Más adelante se preguntaría si aquello habría podido cambiar algo, si aquel gesto habría servido de algo, si habría podido evitar en alguna medida el mal que estaba por llegar. Se dijo a sí mismo que no habría cambiado nada. Sabía que no habría cambiado nada. Y aun así, a posteriori le habría gustado haber tomado, siquiera por un instante, durante aquel lento viaje de vuelta a casa, la mano de Wednesday.

Las escasas horas de luz de aquel día de invierno tocaban a su fin cuando Wednesday dejó a Sombra frente a su apartamento. El intenso frío que sintió al abrir la puerta del coche le pareció aún más inverosímil viniendo de Las Vegas.
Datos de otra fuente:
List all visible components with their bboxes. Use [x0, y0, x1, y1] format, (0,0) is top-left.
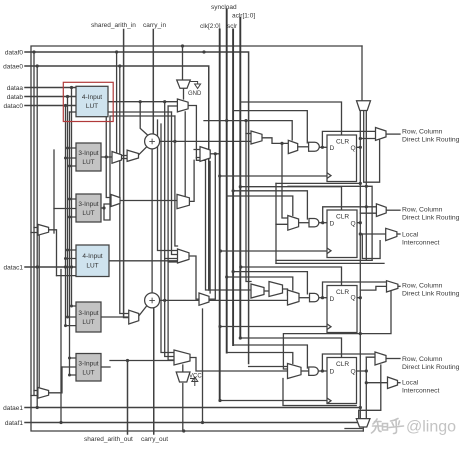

—No te metas en líos —le dijo Wednesday—. Mantén la cabeza debajo del ala. No hagas olas.

—¿Todo al mismo tiempo?

—No te hagas el listillo conmigo, chico. En Lakeside puedes pasar desapercibido. He tenido que pedir un gran favor para poder traerte aquí sano y salvo. Si estuvieras en una ciudad podrían olfatear tu rastro en cuestión de minutos.

—Me quedaré aquí quieto y no me meteré en líos —dijo de corazón. Llevaba toda la vida metido en líos y estaba deseando alejarse de todo aquello—. ¿Cuándo volverás?

—Pronto —respondió Wednesday y, poniendo en marcha el motor del Lincoln, subió la ventanilla y desapareció en la gélida noche.